Throughout the time I was there, every moment was filled with opportunities for photography. But, while at camp it was the camp staff who made the trip memorable. Outstanding meals, and a never ending supply of wine and coffee were icing on the cake. Our accommodations were meticulously maintained. I felt like I was staying in a four-star hotel given all that was available to me. The Mara Plains group is as good as it gets.
I returned home with 3600 photographs, and frankly after two weeks of processing, I still have hundreds to examine in detail. I never expected to have some many really good photographs to process, I am totally elated. Here are a few of my favorites.
I miss Africa, when I was there I missed it. I want to return. Perhaps some day I will again visit the Maasai Mara, and perhaps too share stories again with one of my new found friends. In the meantime, I will be posting more photographs from this tour at my website, please visit here to see my portfolio.
In sum, the Photographic Tour provided by Andy Biggs and Chas Glatzer was one of the greatest experiences of my life, in every respect the tour lived up to what was advertised, in fact it exceeded my expectations.
Administrative Coordination – Eyes on Africa – Four Stars * * * *
Ground Coordination – Bush and Beyond – Five Stars * * * * *
Opportunities for Wildlife Photography – Six Stars * * * * * * (Exceptional)
Accommodations at Mara Toto Camp – Three Stars * * * (I have had better with Abercrombie & Kent)

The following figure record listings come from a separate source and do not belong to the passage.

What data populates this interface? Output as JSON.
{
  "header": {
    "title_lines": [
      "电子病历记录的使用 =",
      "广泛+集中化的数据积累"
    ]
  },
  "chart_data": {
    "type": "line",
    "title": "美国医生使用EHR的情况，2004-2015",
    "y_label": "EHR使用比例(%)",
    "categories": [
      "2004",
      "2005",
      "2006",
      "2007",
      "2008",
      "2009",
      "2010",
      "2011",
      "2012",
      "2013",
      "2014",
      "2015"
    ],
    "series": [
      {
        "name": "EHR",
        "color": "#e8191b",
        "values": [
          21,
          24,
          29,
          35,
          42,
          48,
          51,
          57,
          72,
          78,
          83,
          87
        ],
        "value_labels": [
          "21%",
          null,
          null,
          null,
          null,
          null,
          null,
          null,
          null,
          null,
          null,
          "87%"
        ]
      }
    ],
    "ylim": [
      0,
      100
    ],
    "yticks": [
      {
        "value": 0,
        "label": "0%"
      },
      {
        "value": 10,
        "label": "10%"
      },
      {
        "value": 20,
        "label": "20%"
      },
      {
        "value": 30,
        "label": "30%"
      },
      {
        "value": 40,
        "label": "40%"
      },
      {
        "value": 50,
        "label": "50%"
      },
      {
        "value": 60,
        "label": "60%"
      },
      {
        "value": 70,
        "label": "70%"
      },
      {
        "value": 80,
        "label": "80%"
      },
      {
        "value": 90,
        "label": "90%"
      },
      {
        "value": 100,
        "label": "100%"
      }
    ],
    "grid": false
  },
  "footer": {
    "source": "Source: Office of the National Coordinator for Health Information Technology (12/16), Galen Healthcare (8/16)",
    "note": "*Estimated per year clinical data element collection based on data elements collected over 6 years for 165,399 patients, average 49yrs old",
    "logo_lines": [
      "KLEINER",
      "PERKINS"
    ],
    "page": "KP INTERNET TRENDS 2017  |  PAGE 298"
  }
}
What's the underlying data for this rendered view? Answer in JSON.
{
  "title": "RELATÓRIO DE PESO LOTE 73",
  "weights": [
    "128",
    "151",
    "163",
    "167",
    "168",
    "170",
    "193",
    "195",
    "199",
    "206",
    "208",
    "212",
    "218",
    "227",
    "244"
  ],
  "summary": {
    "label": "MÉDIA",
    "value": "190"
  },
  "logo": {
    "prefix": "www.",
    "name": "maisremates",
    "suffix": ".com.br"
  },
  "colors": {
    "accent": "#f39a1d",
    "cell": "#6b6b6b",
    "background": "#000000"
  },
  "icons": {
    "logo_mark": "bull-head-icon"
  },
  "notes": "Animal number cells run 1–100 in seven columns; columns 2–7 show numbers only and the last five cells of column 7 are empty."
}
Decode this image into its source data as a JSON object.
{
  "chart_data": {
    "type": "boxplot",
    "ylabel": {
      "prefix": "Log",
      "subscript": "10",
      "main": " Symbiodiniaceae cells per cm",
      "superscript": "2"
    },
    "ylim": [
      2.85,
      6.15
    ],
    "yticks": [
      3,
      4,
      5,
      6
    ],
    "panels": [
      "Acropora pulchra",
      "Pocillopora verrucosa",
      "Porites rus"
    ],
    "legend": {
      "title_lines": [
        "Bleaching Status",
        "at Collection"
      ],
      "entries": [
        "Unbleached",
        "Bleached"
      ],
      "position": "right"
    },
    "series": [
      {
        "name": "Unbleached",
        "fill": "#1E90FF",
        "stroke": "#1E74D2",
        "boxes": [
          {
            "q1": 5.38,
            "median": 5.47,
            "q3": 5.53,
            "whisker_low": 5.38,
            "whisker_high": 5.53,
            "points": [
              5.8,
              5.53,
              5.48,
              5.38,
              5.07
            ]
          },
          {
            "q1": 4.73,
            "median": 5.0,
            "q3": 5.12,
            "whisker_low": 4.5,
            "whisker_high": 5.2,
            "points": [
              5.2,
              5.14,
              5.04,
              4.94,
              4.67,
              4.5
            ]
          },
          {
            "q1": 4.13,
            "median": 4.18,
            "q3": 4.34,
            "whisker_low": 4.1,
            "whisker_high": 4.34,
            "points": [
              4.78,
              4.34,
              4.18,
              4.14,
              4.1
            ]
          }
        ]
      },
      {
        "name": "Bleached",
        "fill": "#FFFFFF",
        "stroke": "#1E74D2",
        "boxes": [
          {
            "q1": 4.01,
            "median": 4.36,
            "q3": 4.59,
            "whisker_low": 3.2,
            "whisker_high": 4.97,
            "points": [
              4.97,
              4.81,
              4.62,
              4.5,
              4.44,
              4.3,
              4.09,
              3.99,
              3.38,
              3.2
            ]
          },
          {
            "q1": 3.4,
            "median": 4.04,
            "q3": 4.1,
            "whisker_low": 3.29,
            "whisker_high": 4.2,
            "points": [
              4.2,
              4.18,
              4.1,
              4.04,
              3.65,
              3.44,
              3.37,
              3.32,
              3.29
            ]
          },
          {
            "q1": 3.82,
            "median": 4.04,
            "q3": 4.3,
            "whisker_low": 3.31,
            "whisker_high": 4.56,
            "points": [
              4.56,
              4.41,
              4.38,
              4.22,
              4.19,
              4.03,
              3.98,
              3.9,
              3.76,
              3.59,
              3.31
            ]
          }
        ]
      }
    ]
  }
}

Mara Plains – Vendor for Mara Toto Camp and Conservency – Three Stars * * *
Guides and Camp Staff – Six Stars * * * * * * (Staff was constantly returning things to my tent that I had left in a vehicle, lens caps, GPS, gloves, etc. How they knew it was my stuff is beyond my best guess! Food was outstanding, and service was as good as any accommodation I have stayed in anywhere in the world.)
Adventure Index – Six Stars * * * * * * (You haven’t lived until you cross the Mara River in a Landcruiser, 45 degree angles of approach!)
Delivered What Was Promised – Five Stars * * * * *
Cost – Three Stars * * * (Expensive, but all travel in Africa is expensive, I have enjoyed better at the same price.)
PTR rates on a one to five star scale, this tour was good but not outstanding!